Des Français concernés, optimistes et prêts à se mobiliser
Parmi les Français interrogés, 85 % estiment que leur avenir et leur quotidien dépendent de l’état de la biodiversité. Ce chiffre est en forte augmentation par rapport à 2018 (+ 17 points). La majorité d’entre eux (98 %) ont déjà entendu le terme biodiversité, grâce à la télévision, internet ou dans la presse (+ 2 points par rapport à 2018). Près de la moitié (45 %) savent dire exactement ce qu’englobe cette notion (soit 8 points de plus par rapport à 2018) et le reste (53 %) ne peut en donner une définition précise.
Les pratiques commencent également à changer. Une grande partie des répondants dit agir au quotidien avec des pratiques économes visant à limiter la consommation excessive.
Ainsi, 93 % évitent le gaspillage, 76 % consomment moins et 62% indiquent moins manger de viande. Au niveau des transports, 67 % des personnes interrogées déclarent prendre moins l’avion et 62 % utilisent désormais le vélo, les transports en commun ou la marche en remplacement de la voiture pour les courts trajets.
Le changement de qualité de vie des générations futures (63 %), la problématique d’accès à l’eau (60%) et les territoires rendus inhabitables (53 %) sont perçus comme les conséquences les plus probables de l’érosion de la biodiversité. Une majorité des Français reste toutefois optimiste pour l’avenir. En effet, 85% d’entre eux pensent qu’il est encore temps d’agir, un sentiment qui reste stable par rapport à 2018.
Si le pouvoir exécutif et les entreprises sont ciblés par les Français (respectivement 68% et 57% d’entre eux) comme ayant le plus grand rôle à jouer, les citoyens arrivent en troisième position avec 56% de Français qui pensent que leur propre mobilisation est essentielle pour opérer des changements en profondeur.

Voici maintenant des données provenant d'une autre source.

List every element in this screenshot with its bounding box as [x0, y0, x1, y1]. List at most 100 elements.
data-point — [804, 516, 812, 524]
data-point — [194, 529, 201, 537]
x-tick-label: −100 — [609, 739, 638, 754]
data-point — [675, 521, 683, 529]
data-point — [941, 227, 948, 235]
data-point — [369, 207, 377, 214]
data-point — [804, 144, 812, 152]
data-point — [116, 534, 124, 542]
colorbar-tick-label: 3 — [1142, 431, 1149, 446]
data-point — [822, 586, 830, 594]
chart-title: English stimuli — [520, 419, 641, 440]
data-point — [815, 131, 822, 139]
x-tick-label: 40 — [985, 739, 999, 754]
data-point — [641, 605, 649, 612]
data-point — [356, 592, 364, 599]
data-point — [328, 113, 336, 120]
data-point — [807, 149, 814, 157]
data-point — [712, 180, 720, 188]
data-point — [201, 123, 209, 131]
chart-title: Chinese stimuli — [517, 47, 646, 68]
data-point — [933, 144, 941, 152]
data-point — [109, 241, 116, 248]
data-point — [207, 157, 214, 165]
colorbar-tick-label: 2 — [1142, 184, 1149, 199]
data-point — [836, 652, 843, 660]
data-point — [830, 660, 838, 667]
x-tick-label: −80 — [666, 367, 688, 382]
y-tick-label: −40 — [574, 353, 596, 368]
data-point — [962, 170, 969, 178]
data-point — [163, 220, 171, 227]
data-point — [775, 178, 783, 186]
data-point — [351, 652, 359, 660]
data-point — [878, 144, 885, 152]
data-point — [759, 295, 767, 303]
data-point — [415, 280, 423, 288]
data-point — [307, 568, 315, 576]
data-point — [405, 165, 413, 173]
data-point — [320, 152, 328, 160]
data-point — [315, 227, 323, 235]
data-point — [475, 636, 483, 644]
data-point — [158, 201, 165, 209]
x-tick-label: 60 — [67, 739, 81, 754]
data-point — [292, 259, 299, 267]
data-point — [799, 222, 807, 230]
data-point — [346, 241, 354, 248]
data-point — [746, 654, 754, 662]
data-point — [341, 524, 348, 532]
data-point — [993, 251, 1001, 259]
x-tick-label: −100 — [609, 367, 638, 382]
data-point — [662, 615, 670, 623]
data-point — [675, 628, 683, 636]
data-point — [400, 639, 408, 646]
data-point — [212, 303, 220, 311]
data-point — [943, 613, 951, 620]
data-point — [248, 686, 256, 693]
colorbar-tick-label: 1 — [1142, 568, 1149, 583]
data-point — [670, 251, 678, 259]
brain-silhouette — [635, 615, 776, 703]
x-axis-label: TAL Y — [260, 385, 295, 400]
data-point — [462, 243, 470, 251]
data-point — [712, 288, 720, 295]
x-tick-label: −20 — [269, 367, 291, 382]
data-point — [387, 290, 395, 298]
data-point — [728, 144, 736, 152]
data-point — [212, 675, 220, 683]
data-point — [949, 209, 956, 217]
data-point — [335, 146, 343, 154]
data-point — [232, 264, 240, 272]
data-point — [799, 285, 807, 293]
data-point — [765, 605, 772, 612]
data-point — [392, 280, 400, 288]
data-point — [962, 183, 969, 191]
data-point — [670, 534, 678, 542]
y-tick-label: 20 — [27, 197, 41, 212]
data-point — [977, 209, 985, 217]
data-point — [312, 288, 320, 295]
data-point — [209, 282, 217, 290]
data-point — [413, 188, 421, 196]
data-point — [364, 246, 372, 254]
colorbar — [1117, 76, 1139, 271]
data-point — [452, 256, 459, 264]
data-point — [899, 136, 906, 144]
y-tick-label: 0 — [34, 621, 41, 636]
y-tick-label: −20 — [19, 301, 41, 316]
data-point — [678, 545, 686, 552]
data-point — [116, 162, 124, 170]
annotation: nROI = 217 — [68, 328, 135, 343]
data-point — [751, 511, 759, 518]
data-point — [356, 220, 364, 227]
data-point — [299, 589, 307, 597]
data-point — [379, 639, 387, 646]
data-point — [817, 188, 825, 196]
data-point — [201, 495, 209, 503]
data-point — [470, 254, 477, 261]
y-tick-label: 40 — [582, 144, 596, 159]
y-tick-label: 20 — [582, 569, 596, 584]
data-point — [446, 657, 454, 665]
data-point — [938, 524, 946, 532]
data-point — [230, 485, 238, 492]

Leur engagement est motivé principalement par la dégradation de la nature et les menaces sur les espèces animales (42%), et la préservation de l’avenir de l’humanité (39 %). Pour passer à l’action, les Français se disent en attente d’information sur l’impact individuel de leur mode de vie (39 %) et sur les bonnes pratiques à adopter (32%).
Des résultats encourageants pour l’OFB
« Il faut se réjouir de voir que la préservation de la biodiversité est devenue un enjeu important pour les Français. C’est encourageant ! Toutefois, la notion même de biodiversité reste encore assez floue, souvent confondue avec des termes plus larges comme l’agriculture ou la protection de l’environnement. Or, on ne protège bien que ce que l’on connait. Un travail de pédagogie et de diffusion des connaissances reste donc encore à poursuivre. C’est ce à quoi nous œuvrons au sein de l’Office français de la biodiversité », déclare Olivier Thibault, directeur général de l’OFB.Fort désormais de mieux connaître la perception des Français quant à la biodiversité, l’OFB entend poursuivre et amplifier ses actions de connaissance, de sensibilisation et de mobilisation de l’ensemble de la société civile pour enrayer la perte du vivant. L’OFB mène d’ores et déjà de multiples initiatives en direction d’un grand nombre d’acteurs : collectivités, entreprises, associations, gestionnaires d’espaces naturels, agriculteurs ou encore citoyens. Programmes de mobilisation, événements de sensibilisation, animation d’ateliers et de conférences, publication de guides techniques, financements de projets en faveur de la biodiversité… l’OFB apporte son expertise et développe des outils et dispositifs pour favoriser et faciliter le passage à l’action de tous. Et pour accompagner notamment les Français dans ces changements, l’OFB organise régulièrement des campagnes de sensibilisation par le biais de partenariats médiatiques ambitieux : avec Konbini pour les jeunes ou encore avec Jamy Gourmaud. Il met également à disposition plusieurs outils tels que la plateforme Agir pour la biodiversité, qui regroupe tous les gestes à intégrer à son quotidien pour protéger la biodiversité. Aussi, l’OFB et ses partenaires accompagnent les citoyens dans leurs engagements vis-à-vis de la nature par le biais de formations gratuites et accessibles à tous (MOOC) ou encore la mise en place de programmes de sciences participatives, qui permettent aux citoyens de devenir acteurs de la préservation de la biodiversité (Vigie-nature, En quête d’eau, etc.). Pour télécharger le kit média contenant les infographies du baromètre, cliquez ici.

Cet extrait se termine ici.